PURPOSE: To compare outcomes of community-based surgical and nonsurgical treatments for patients with chronic back pain attributed to degeneration at one or two lumbar disc levels.

DESIGN: Prospective observational cohort study.

PATIENT SAMPLE: Patients presenting with axial back pain to academic and private practice orthopedic surgeons and neurosurgeons in a large metropolitan area.

OUTCOME MEASURES: Roland-Morris back disability score (primary outcome), current rating of overall pain severity on a numerical scale, back and leg pain bothersomeness measures, the physical function scale of the short-form 36 version 2 questionnaire, use of medications for pain, work status, emergency department visits, hospitalizations, and further surgery.

METHODS: Patients receiving spine surgery within 6 months of enrollment were designated as the "surgical treatment" group and the remainder as "nonsurgical treatment." Outcomes were assessed at 3, 6, 9, and 12 months after enrollment.

RESULTS: We enrolled 495 patients with discogenic back pain presenting for initial surgical consultation in offices of 16 surgeons. Eighty-six patients (17%) had surgery within 6 months of enrollment. Surgery consisted of instrumented fusion (79%), disc replacement (12%), laminectomy, or discectomy (9%). Surgical patients reported more severe pain and physical disability at baseline and were more likely to have had prior surgery. Adjusting for baseline differences among groups, surgery showed a limited benefit over nonsurgical treatment of 5.4 points on the modified (23-point) Roland disability questionnaire (primary outcome) 1 year after enrollment. Using a composite definition of success incorporating 30% improvement in the Roland score, 30% improvement in pain, no opioid pain medication use, and working (if relevant), the 1-year success rate was 33% for surgery and 15% for nonsurgical treatment. The rate of reoperation was 11% in the surgical group; the rate of surgery after treatment designation in the nonsurgical group was 6% at 12 months after enrollment.

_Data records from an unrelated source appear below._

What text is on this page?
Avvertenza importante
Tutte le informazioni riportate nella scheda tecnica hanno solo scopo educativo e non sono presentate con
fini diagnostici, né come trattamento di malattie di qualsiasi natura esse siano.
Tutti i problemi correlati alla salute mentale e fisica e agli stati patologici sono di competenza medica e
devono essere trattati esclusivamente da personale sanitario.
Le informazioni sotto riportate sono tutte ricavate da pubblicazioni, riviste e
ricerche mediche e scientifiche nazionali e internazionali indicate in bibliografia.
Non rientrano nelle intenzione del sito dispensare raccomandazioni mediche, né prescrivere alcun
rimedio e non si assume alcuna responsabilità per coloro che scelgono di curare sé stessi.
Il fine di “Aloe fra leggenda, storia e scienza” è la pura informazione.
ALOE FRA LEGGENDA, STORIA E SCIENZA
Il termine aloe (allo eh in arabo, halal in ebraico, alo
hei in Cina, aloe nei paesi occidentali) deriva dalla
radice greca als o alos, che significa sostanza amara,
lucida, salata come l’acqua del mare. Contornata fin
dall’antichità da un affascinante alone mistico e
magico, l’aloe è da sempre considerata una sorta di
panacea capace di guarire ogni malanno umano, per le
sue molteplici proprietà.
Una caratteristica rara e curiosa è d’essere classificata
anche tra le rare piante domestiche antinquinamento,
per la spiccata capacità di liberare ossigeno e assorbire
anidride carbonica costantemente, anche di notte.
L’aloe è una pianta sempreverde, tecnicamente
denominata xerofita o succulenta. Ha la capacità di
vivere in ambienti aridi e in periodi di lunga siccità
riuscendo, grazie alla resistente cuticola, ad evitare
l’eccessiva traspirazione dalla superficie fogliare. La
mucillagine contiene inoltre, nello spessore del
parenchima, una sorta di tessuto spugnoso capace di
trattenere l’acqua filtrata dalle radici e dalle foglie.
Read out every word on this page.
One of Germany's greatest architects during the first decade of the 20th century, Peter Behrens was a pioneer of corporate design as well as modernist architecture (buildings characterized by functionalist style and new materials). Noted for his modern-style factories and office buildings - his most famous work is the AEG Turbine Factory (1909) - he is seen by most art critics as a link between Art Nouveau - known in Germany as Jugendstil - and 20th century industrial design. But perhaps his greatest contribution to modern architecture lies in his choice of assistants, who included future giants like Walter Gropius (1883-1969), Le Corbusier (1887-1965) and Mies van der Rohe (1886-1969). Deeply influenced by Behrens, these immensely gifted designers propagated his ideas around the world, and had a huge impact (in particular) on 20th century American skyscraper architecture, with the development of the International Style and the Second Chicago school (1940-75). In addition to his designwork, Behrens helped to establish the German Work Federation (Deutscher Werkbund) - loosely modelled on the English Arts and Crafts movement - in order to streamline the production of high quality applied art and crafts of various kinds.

CONCLUSIONS: The surgical group showed greater improvement at 1 year compared with the nonsurgical group, although the composite success rate for both treatment groups was only fair. The results should be interpreted cautiously because outcomes are short term, and treatment was not randomly assigned. Only 5% of nonsurgical patients received cognitive behavior therapy. Nonsurgical treatment that patients received was variable and mostly not compliant with major guidelines.